Ahora, después de estas Pascuas, después de esta ofensiva encaminada a despojarme en provecho de vuestro Phili, y cuando he vuelto a ver completa a esa jauría familiar sentada en corro ante la puerta y espiándome, me obsesionan las particiones, esas particiones que os lanzarán a unos contra otros; porque vosotros os pelearéis como perros en torno a mis tierras y a mis valores. Las tierras serán vuestras, pero los valores no existen. Aquéllos de que os he hablado al principio de estas páginas los vendí la semana pasada a su más alta cotización. Ahora han comenzado a bajar. Todos los buques zozobran cuando los abandono; no me engaño jamás. Los millones líquidos los tendréis también; los tendréis si yo quiero. Hay días en que decido que no encontréis un céntimo.

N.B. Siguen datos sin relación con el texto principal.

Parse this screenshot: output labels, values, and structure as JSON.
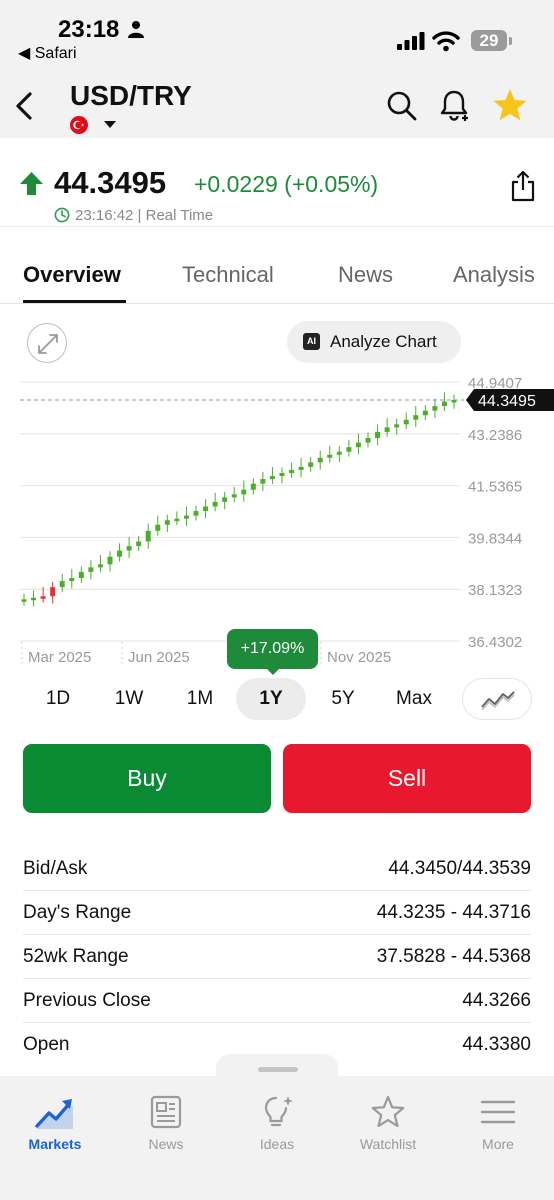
{
  "status_bar": {
    "time": "23:18",
    "back_app": "◀ Safari",
    "battery": "29"
  },
  "header": {
    "title": "USD/TRY"
  },
  "quote": {
    "price": "44.3495",
    "change": "+0.0229 (+0.05%)",
    "time": "23:16:42 | Real Time",
    "direction": "up"
  },
  "tabs": [
    {
      "label": "Overview",
      "active": true
    },
    {
      "label": "Technical",
      "active": false
    },
    {
      "label": "News",
      "active": false
    },
    {
      "label": "Analysis",
      "active": false
    }
  ],
  "chart_controls": {
    "analyze_label": "Analyze Chart",
    "ai_badge": "AI"
  },
  "chart_data": {
    "type": "candlestick",
    "y_ticks": [
      "44.9407",
      "43.2386",
      "41.5365",
      "39.8344",
      "38.1323",
      "36.4302"
    ],
    "y_range": [
      36.4302,
      44.9407
    ],
    "x_ticks": [
      "Mar 2025",
      "Jun 2025",
      "Nov 2025"
    ],
    "last_price_label": "44.3495",
    "last_price": 44.3495,
    "grid": true,
    "period_change": "+17.09%",
    "series": [
      {
        "values": [
          37.8,
          37.85,
          37.9,
          38.2,
          38.4,
          38.5,
          38.7,
          38.85,
          38.95,
          39.2,
          39.4,
          39.55,
          39.7,
          40.05,
          40.25,
          40.4,
          40.45,
          40.55,
          40.7,
          40.85,
          41.0,
          41.15,
          41.25,
          41.4,
          41.6,
          41.75,
          41.85,
          41.95,
          42.05,
          42.15,
          42.3,
          42.45,
          42.55,
          42.65,
          42.8,
          42.95,
          43.1,
          43.3,
          43.45,
          43.55,
          43.7,
          43.85,
          44.0,
          44.15,
          44.3,
          44.35
        ]
      }
    ]
  },
  "periods": [
    {
      "label": "1D",
      "active": false
    },
    {
      "label": "1W",
      "active": false
    },
    {
      "label": "1M",
      "active": false
    },
    {
      "label": "1Y",
      "active": true
    },
    {
      "label": "5Y",
      "active": false
    },
    {
      "label": "Max",
      "active": false
    }
  ],
  "actions": {
    "buy": "Buy",
    "sell": "Sell"
  },
  "stats": [
    {
      "label": "Bid/Ask",
      "value": "44.3450/44.3539"
    },
    {
      "label": "Day's Range",
      "value": "44.3235 - 44.3716"
    },
    {
      "label": "52wk Range",
      "value": "37.5828 - 44.5368"
    },
    {
      "label": "Previous Close",
      "value": "44.3266"
    },
    {
      "label": "Open",
      "value": "44.3380"
    }
  ],
  "bottom_nav": [
    {
      "label": "Markets",
      "icon": "markets-chart-icon",
      "active": true
    },
    {
      "label": "News",
      "icon": "newspaper-icon",
      "active": false
    },
    {
      "label": "Ideas",
      "icon": "lightbulb-icon",
      "active": false
    },
    {
      "label": "Watchlist",
      "icon": "star-outline-icon",
      "active": false
    },
    {
      "label": "More",
      "icon": "hamburger-menu-icon",
      "active": false
    }
  ],
  "colors": {
    "up": "#1e8a3a",
    "buy": "#0b8a34",
    "sell": "#e8192f",
    "accent_blue": "#1c63d6",
    "star": "#f5c518",
    "candle_up": "#4caf2c",
    "candle_down": "#e0322e"
  }
}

Oigo vuestro rebaño cuchicheando al subir por la escalera. Os detenéis; habláis sin temor de que me despierte -se da por sentado que soy sordo-; veo bajo la puerta el resplandor de vuestras bujías. Reconozco la voz de falsete de Phili -diríase que aun la está cambiando- y, de pronto, las risas ahogadas, los cloqueos de las mujeres. Tú les regañas, les dices:
– Os aseguro que no duerme…
Te acercas a mi puerta y escuchas; miras por el ojo de la cerradura; mi lámpara me denuncia. Te vuelves a la jauría. Seguramente les dices, susurrando:
– Aun está despierto; os escucha…
Y se alejan todos, andando de puntillas. Crujen los peldaños de la escalera. Una a una se cierran las puertas. En la noche de Pascua, la casa se ha llenado de parejas. Y yo podría ser el tronco vivo de esas jóvenes ramas. La mayor parte de los padres son amados. Tú eres mi enemiga, y mis hijos se han pasado al enemigo.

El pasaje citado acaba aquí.